Infective exacerbations of COPD are treated with broad-spectrum antibiotics such as amoxicillin, trimethoprim, or tetracycline, aiming to cover the likely pathogens (pneumococci and Haemophilus influenzae).

Effects of Medications Used in Asthma and COPD
Effects of Medications Used in Asthma and COPD

Long-term administration of oxygen (at least 15 hours daily) may prolong survival in patients with severe COPD with cor pulmonale. Guidelines suggest that this treatment should be provided for patients who fulfil the following criteria:

  • Ambulatory oxygen saturation monitoring <88% or partial pressure of oxygen (pO2) <55 mmHg.
  • FEV1 <1.5 L and FVC (forced vital capacity) <2 L.

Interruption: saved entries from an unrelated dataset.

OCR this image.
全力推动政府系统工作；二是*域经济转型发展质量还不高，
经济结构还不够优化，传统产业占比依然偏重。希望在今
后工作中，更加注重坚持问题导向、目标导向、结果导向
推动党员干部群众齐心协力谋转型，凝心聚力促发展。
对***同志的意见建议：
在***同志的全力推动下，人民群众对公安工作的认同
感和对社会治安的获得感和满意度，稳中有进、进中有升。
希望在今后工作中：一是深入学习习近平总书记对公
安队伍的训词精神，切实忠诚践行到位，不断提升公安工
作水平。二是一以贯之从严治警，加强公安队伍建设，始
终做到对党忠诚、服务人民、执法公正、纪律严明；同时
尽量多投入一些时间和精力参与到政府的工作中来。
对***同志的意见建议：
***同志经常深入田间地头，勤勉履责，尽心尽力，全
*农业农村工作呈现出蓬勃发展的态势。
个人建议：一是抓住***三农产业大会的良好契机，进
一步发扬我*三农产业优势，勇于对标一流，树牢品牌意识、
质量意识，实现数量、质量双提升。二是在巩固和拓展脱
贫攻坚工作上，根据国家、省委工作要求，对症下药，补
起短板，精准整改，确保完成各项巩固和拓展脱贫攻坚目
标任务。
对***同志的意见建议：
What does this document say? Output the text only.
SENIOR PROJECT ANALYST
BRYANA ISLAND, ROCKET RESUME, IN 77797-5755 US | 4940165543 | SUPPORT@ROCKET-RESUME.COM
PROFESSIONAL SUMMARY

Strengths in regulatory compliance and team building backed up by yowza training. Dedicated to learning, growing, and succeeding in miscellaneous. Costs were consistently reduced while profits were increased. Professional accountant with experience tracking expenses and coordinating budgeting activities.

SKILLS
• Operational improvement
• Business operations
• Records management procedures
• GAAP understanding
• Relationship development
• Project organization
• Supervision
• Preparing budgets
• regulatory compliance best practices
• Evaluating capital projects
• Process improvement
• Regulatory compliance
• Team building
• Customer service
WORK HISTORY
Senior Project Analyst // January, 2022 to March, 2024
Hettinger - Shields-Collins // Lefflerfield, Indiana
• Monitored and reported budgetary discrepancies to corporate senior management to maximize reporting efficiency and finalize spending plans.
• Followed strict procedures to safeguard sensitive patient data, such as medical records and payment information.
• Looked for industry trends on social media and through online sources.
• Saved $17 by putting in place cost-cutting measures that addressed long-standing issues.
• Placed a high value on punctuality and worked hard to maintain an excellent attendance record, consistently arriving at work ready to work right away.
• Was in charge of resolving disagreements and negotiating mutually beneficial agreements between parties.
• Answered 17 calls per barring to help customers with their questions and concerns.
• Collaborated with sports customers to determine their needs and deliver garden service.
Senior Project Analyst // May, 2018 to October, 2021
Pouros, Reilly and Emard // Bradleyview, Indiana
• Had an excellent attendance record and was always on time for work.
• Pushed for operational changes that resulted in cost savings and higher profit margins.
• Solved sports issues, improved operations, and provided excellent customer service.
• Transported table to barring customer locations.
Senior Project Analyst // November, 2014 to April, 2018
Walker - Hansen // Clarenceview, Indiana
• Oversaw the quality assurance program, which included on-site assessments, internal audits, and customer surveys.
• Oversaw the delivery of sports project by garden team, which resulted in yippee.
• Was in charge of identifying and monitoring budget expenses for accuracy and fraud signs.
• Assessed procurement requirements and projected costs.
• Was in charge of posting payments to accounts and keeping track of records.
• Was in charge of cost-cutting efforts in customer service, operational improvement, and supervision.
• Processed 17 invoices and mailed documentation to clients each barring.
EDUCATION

Blood gas measurements should be stable on two occasions at least 3 weeks apart after the patient has received appropriate bronchodilator therapy. Increased respiratory depression is seldom a problem in patients with stable respiratory failure treated with low concentrations of oxygen, although it may occur during exacerbations.

Patients and relatives should be warned to call for medical help if drowsiness or confusion occur. Oxygen concentrators, rather than cylinders, are more economical for patients requiring oxygen for long periods and are now used routinely.

Less information is available on long-term oxygen in patients with a similar degree of hypoxemia and airflow obstruction but no hypercapnia. The current advice is that these patients should not be denied home oxygen, but the effects of long-term therapy have not yet been fully assessed.